AATI’s technology platform “…uses a dye that integrates into the DNA sequence nonspecifically, excites it with fluorescent light, and records the emissions with a CCD camera. This is better than fluorescence alone because this method separates fragments, allowing them to be measured,” Siembieda explains.

AATI’s other key competitive advantage is its ability to perform the longest reads in the industry, making it easier to assemble genome sequences. “We resolve fragments from a low of 2 base pairs up to 40,000 base pairs,” says Siembieda. “Our competitors focused on small fragments. We did that, but also recognized we could analyze longer fragments and size them accurately.” AATI’s notable users include the Dana Farber Cancer Institute, the Institut Pasteur in France, the TATAA Biocenter in Sweden, and the RIKEN Institute in Japan.

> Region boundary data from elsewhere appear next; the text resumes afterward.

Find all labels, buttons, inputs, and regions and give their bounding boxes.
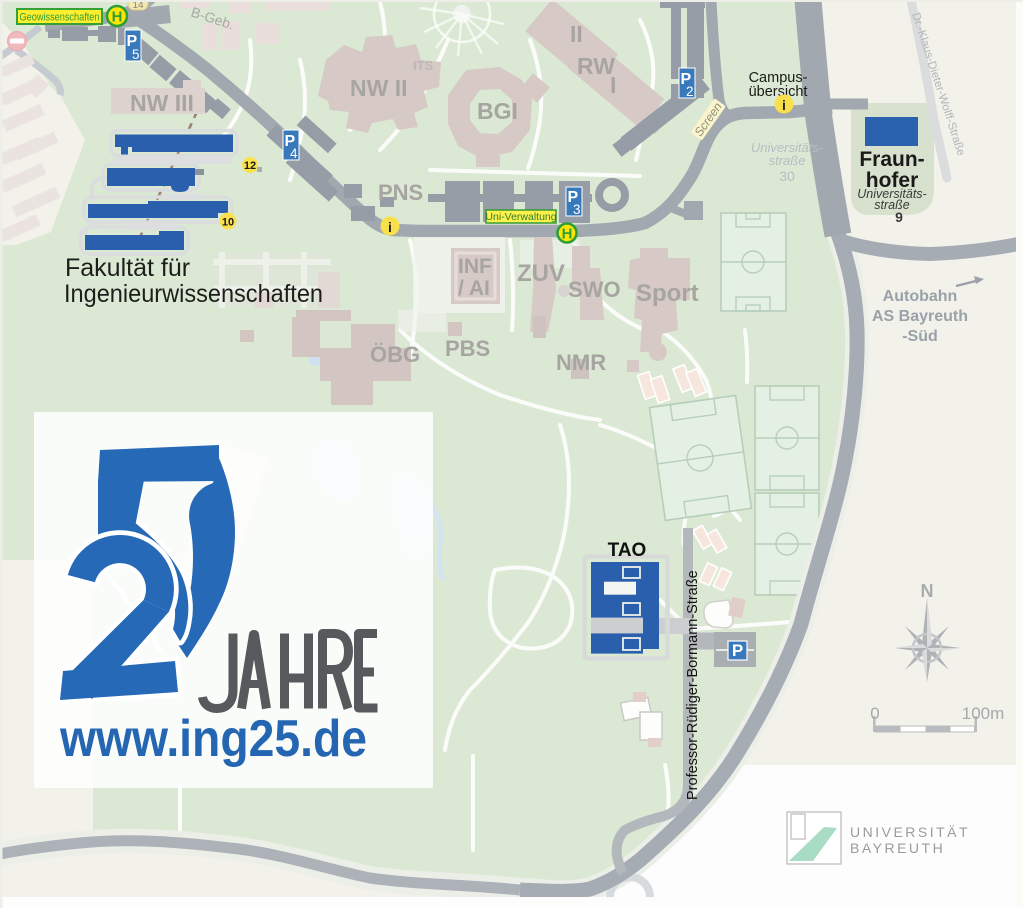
svg-text:www.ing25.de: www.ing25.de: [59, 710, 367, 768]
svg-text:i: i: [388, 219, 392, 235]
svg-text:straße: straße: [874, 198, 909, 212]
svg-text:UNIVERSITÄT: UNIVERSITÄT: [850, 824, 970, 840]
svg-text:Professor-Rüdiger-Bormann-Stra: Professor-Rüdiger-Bormann-Straße: [685, 570, 701, 800]
svg-text:Sport: Sport: [636, 280, 699, 307]
svg-text:INF: INF: [458, 255, 492, 278]
svg-text:H: H: [112, 9, 123, 26]
svg-text:BGI: BGI: [477, 98, 518, 124]
svg-text:ITS: ITS: [413, 58, 434, 73]
svg-text:-Süd: -Süd: [902, 328, 938, 345]
svg-text:12: 12: [244, 160, 256, 172]
svg-text:N: N: [921, 581, 934, 601]
svg-text:SWO: SWO: [568, 277, 621, 302]
svg-text:AS Bayreuth: AS Bayreuth: [872, 308, 968, 325]
svg-text:PNS: PNS: [378, 180, 423, 205]
svg-text:NMR: NMR: [556, 350, 606, 375]
svg-text:/ AI: / AI: [458, 277, 490, 300]
svg-text:straße: straße: [769, 153, 806, 168]
svg-text:Fraun-: Fraun-: [859, 148, 924, 171]
svg-text:BAYREUTH: BAYREUTH: [850, 840, 945, 856]
svg-text:PBS: PBS: [445, 336, 490, 361]
svg-text:100m: 100m: [962, 704, 1005, 723]
svg-text:5: 5: [132, 47, 140, 62]
svg-text:Autobahn: Autobahn: [883, 288, 958, 305]
svg-text:NW III: NW III: [130, 90, 194, 116]
svg-text:Uni-Verwaltung: Uni-Verwaltung: [485, 211, 556, 223]
svg-text:I: I: [610, 72, 616, 98]
svg-text:30: 30: [779, 168, 795, 184]
svg-text:10: 10: [222, 217, 234, 229]
svg-text:II: II: [570, 21, 583, 47]
svg-text:ZUV: ZUV: [517, 260, 565, 287]
svg-text:Geowissenschaften: Geowissenschaften: [20, 12, 100, 24]
svg-text:Ingenieurwissenschaften: Ingenieurwissenschaften: [64, 280, 323, 308]
svg-text:P: P: [732, 641, 743, 660]
svg-text:NW II: NW II: [350, 75, 408, 101]
svg-text:i: i: [782, 97, 786, 113]
svg-text:0: 0: [870, 704, 879, 723]
svg-text:2: 2: [686, 84, 694, 99]
svg-text:TAO: TAO: [608, 540, 647, 561]
svg-text:9: 9: [895, 209, 903, 225]
svg-text:3: 3: [573, 202, 581, 217]
svg-text:Fakultät für: Fakultät für: [65, 254, 190, 282]
svg-text:ÖBG: ÖBG: [370, 342, 420, 367]
svg-text:4: 4: [290, 146, 298, 161]
svg-text:H: H: [562, 226, 573, 243]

“There’s a misperception about our instruments,” Siembieda admits. “Because they have many drawers, people think they’re high-throughput instruments. Competing instruments analyze samples one at a time, while our instruments can look at 12 or 96 samples in parallel.” This multiplexing, combined with the ability of the operator to load up to three 96-well plates and then walk away, results in improved workflow. “We engineered flexibility into the platform so it can grow as the research needs change, using the same instrument body.

New Challenges

“We haven’t exhausted the applications possible for our instruments,” adds Siembieda, who is contemplating applications beyond DNA analysis. “We know there are other molecules that need to be analyzed and other applications that could become more efficient.”

One potential application is the analysis of the hundreds of millions of fixed formalin paraffin-embedded (FFPE) tissue samples in hospitals and research centers. “Sequencing those will provide a lot of information in short order, with higher throughput than agarose gels and lower costs than lab-on-a-chip-based technologies,” explains Siembieda. “FFPE samples are finite and not replenishable, so labs want to use as little sample as possible when analyzing them, which is possible with the high sensitivity of AATI’s capillary electrophoresis technology.”

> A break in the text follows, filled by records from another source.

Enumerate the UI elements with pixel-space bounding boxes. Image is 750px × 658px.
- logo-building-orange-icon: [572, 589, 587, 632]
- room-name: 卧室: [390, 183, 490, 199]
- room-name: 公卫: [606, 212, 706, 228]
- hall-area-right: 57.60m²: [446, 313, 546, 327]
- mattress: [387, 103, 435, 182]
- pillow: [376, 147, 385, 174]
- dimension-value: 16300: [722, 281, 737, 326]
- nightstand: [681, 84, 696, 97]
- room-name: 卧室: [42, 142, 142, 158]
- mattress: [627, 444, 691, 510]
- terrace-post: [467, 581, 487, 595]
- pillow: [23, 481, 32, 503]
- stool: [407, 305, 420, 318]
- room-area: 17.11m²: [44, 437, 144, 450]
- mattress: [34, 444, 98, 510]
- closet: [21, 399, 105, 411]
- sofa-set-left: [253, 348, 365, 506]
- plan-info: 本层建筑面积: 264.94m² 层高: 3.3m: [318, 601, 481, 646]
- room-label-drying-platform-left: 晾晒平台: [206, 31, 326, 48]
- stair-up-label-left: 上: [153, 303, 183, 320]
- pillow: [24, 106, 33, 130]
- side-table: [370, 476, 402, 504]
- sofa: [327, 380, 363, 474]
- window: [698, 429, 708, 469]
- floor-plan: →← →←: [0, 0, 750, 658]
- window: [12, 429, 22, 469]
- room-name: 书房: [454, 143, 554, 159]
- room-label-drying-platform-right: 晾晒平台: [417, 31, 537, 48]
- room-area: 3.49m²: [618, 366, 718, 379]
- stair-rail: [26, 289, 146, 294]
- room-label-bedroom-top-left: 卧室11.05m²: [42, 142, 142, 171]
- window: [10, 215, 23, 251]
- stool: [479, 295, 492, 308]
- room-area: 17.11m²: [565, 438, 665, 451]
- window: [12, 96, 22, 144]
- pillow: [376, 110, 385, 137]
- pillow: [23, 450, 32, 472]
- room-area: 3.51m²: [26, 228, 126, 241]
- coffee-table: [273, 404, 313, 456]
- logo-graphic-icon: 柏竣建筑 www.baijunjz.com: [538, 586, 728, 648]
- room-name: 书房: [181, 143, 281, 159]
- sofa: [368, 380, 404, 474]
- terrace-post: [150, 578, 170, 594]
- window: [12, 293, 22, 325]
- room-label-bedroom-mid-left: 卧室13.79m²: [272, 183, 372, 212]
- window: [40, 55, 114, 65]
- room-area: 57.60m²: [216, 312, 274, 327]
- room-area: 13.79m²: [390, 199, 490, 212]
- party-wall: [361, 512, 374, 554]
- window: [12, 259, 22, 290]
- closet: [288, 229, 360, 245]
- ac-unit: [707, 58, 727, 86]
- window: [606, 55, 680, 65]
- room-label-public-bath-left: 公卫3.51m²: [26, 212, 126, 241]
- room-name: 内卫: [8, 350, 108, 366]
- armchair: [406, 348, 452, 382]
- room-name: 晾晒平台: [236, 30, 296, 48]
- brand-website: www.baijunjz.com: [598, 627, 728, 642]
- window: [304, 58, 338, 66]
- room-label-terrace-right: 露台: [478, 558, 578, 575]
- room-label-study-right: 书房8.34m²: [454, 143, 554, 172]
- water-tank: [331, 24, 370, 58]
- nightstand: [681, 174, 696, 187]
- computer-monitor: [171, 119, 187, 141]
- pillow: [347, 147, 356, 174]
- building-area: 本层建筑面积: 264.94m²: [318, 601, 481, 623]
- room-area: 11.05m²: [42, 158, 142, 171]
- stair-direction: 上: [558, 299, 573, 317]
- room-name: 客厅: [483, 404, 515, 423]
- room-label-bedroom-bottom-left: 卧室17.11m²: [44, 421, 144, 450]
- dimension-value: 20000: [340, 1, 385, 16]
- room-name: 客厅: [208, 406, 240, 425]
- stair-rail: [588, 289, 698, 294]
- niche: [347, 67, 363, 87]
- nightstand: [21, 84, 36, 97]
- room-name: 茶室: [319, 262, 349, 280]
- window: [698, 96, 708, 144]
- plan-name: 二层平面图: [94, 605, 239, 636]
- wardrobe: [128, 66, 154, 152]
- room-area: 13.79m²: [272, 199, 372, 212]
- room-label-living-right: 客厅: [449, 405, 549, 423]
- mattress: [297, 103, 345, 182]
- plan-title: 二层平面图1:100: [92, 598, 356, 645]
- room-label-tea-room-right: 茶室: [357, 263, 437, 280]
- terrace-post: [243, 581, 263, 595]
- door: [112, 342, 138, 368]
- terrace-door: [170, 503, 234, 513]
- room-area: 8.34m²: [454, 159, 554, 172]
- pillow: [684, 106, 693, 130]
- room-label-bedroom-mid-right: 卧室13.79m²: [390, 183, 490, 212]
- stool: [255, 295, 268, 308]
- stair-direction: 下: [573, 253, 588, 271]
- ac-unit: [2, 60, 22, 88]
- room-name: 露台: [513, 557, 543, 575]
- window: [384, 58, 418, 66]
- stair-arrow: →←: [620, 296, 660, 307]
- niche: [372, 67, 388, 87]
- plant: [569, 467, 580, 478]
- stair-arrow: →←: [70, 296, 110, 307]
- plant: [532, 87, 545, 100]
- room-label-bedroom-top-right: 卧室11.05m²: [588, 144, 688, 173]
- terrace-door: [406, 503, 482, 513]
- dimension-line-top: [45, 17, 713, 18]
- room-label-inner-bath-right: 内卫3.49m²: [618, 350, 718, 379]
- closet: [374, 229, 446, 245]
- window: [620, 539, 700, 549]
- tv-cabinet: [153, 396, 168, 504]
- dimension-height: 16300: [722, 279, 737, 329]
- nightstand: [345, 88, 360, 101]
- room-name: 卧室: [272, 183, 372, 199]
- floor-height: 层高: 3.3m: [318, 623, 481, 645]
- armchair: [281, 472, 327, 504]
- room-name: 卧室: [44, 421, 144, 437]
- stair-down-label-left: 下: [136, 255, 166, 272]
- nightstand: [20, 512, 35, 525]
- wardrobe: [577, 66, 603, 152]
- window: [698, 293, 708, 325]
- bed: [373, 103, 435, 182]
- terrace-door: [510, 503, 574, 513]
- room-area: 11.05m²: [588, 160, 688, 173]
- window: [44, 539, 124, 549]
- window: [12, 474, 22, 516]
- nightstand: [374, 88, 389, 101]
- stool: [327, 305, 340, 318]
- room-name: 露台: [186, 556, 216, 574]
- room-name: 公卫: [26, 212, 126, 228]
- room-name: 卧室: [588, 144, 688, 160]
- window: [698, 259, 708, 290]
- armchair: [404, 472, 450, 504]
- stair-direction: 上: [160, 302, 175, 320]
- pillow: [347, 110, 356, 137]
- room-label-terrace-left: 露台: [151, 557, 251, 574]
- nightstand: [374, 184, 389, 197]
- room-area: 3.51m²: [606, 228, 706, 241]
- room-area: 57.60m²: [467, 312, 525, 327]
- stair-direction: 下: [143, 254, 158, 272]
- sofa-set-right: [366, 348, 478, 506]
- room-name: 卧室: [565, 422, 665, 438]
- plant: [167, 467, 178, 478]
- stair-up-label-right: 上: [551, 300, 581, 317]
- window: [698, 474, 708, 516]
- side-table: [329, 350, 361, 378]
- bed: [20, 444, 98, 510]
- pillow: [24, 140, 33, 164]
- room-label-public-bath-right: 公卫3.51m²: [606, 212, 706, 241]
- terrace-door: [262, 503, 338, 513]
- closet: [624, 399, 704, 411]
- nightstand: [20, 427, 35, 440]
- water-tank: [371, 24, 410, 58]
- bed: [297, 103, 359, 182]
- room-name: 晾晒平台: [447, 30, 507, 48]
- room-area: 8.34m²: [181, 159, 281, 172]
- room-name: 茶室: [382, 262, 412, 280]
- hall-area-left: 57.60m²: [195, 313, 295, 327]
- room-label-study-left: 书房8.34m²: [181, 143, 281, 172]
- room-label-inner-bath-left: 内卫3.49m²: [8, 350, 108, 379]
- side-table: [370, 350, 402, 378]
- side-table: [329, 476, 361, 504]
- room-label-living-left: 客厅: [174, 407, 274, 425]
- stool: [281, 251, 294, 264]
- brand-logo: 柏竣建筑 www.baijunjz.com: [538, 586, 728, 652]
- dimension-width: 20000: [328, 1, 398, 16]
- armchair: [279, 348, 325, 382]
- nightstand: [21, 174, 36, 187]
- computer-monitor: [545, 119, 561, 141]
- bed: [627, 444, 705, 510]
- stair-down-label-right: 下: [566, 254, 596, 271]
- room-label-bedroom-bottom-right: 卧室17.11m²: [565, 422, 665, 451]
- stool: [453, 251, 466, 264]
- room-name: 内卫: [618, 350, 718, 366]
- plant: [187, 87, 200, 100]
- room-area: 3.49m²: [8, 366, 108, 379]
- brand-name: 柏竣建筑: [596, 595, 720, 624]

To address some of these emerging applications, AATI is launching a new instrument at the end of the first quarter that improves the workflow for manual agarose electrophoresis. “Medical personnel may run a dozen 96-well plates per day using agarose electrophoresis,” observes Siembieda. “Traditional capillary electrophoresis, however, isn’t fast enough or accurate enough. We’re successful because we’re running parallel capillary electrophoresis.”

Recently, AATI added a new instrument, the Fragment Analyzer™, which incorporates fluorescence detection to analyze the quantity and quality of nucleic acids for next-gen sequencing, genotyping, checking RNA quality and quantity, and working with microsatellites (also known as simple sequence repeats, or SSRs).

Advanced Analytical Technologies

Location: 2711 South Loop Drive, Ste 4150, Ames, IA 50010

Phone: (515) 296-6600

Website: www.aati-us.com

Principal: Steven Lasky, CEO

Number of Employees: 49

Focus: AATI develops capillary electrophoresis solutions to improve sample handling and workflow to accelerate research in pharmaceutical, life science, and biotechnology laboratories.